7. Ignore Amazon-provided forecasts and go out of stock
Amazon works best when you’re 100% in stock. Often that’s not possible due to a variety of factors but it should be something to strive for. 25-week forecasts are available in Vendor Central–do not ignore them. These forecasts are automated and adjust weekly. Refer to them regularly–especially in the late summer. Ideally you’ll be able to stock up in time for November/December when sales peak. Note that forecasts are just that and will have varying degrees of accuracy depending on product type, in-stock rates, and seasonality. Also, feel free to come up with your own forecast—it’s for your benefit anyway. Take what Amazon has and make adjustments based on your own sales history.
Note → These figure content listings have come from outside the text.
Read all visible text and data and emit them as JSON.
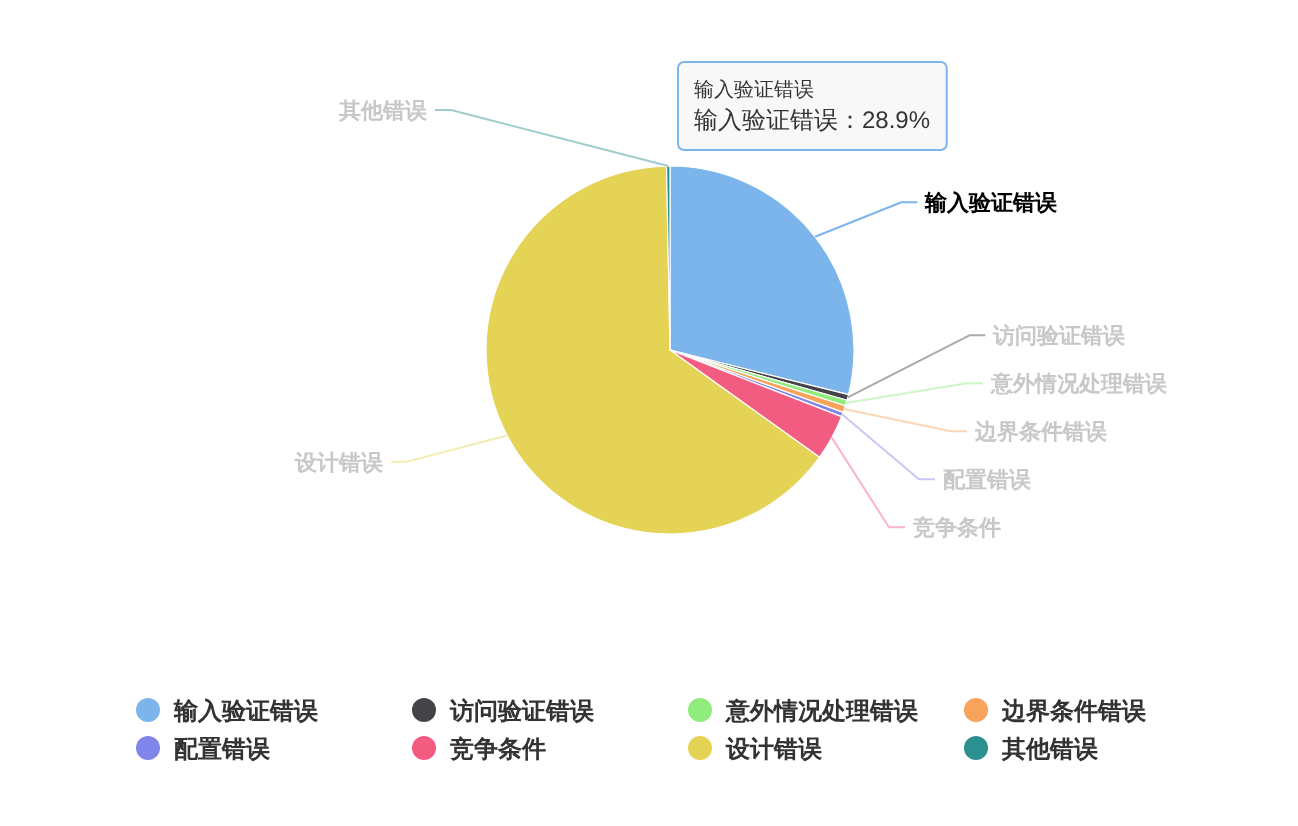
{
  "chart_data": {
    "type": "pie",
    "categories": [
      "输入验证错误",
      "访问验证错误",
      "意外情况处理错误",
      "边界条件错误",
      "配置错误",
      "竞争条件",
      "设计错误",
      "其他错误"
    ],
    "values": [
      28.9,
      0.5,
      0.5,
      0.6,
      0.4,
      4.0,
      64.8,
      0.3
    ],
    "colors": [
      "#7cb5ec",
      "#434348",
      "#90ed7d",
      "#f7a35c",
      "#8085e9",
      "#f15c80",
      "#e4d354",
      "#2b908f"
    ],
    "legend": "bottom",
    "annotations": [
      {
        "text": "输入验证错误",
        "x": "输入验证错误"
      },
      {
        "text": "输入验证错误：28.9%",
        "x": "输入验证错误"
      }
    ]
  }
}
8. Use Amazon to get rid of excess inventory
While Amazon does have their “Lightning Deals” and “Deal of the Day”, it is not a flash sales site. It should not be a dumping ground for your overstocked products–that’s what Groupon and Woot are for. Amazon works best when you grow reviews, improve SEO, merchandise, and stay in stock. Your product rankings will improve over time and sales will grow. Using Amazon simply to get rid of inventory will hurt your brand image. Customers will see your products constantly discounted with inconsistent availability. This leads to a poor customer experience and a poor impression of your products and brand. They will essentially be trained to expect a bargain next time they run across your products on Amazon.

9. Ignore self-service merchandising opportunities
If you get POs every week from Amazon and sales grow 30% every year you’re treading water—just growing organically. Amazon offers vendors enhanced detail pages, brand stores, coupons, and search advertising. All of these services are designed to increase product discoverability and conversion, resulting in accelerated sales. They all have a small cost associated with them, but they’re definitely worth it. We’ve run hundreds of search ads and we highly recommend them. Think about it this way: most of your competitors aren’t merchandising at all or correctly. If you do, you can leapfrog their search rankings and improve your market share.

10. Don’t have an Amazon strategy (even if you don’t sell on Amazon)
Regardless of your opinion of Amazon, you need to consider Amazon’s effect on your brand and include them in an overall ecommerce strategy. If you take only one thing away from this article, it should be this: have an Amazon strategy. Even if you don’t plan to sell to Amazon and don’t want anyone to sell your products on Amazon, at least make that an official part of your overall ecommerce strategy and try to enforce it. Most companies should sell on Amazon, but that’s not a strategy–it’s just a tactic. You need to consider who will sell your products on Amazon, what content they should use, and how Amazon affects your other channels. Also, know what % of sales Amazon accounts for. It doesn’t matter if you don’t sell to them, you need to know. For example, if you sell to a merchant who sells on Amazon, your sales reports will show that merchant’s numbers, not Amazon’s. You’ll have no idea how big of a piece of your sales pie Amazon is. This can affect your inventory allocation, pricing, and marketing. Amazon could be in your top 3 and you might not even know it.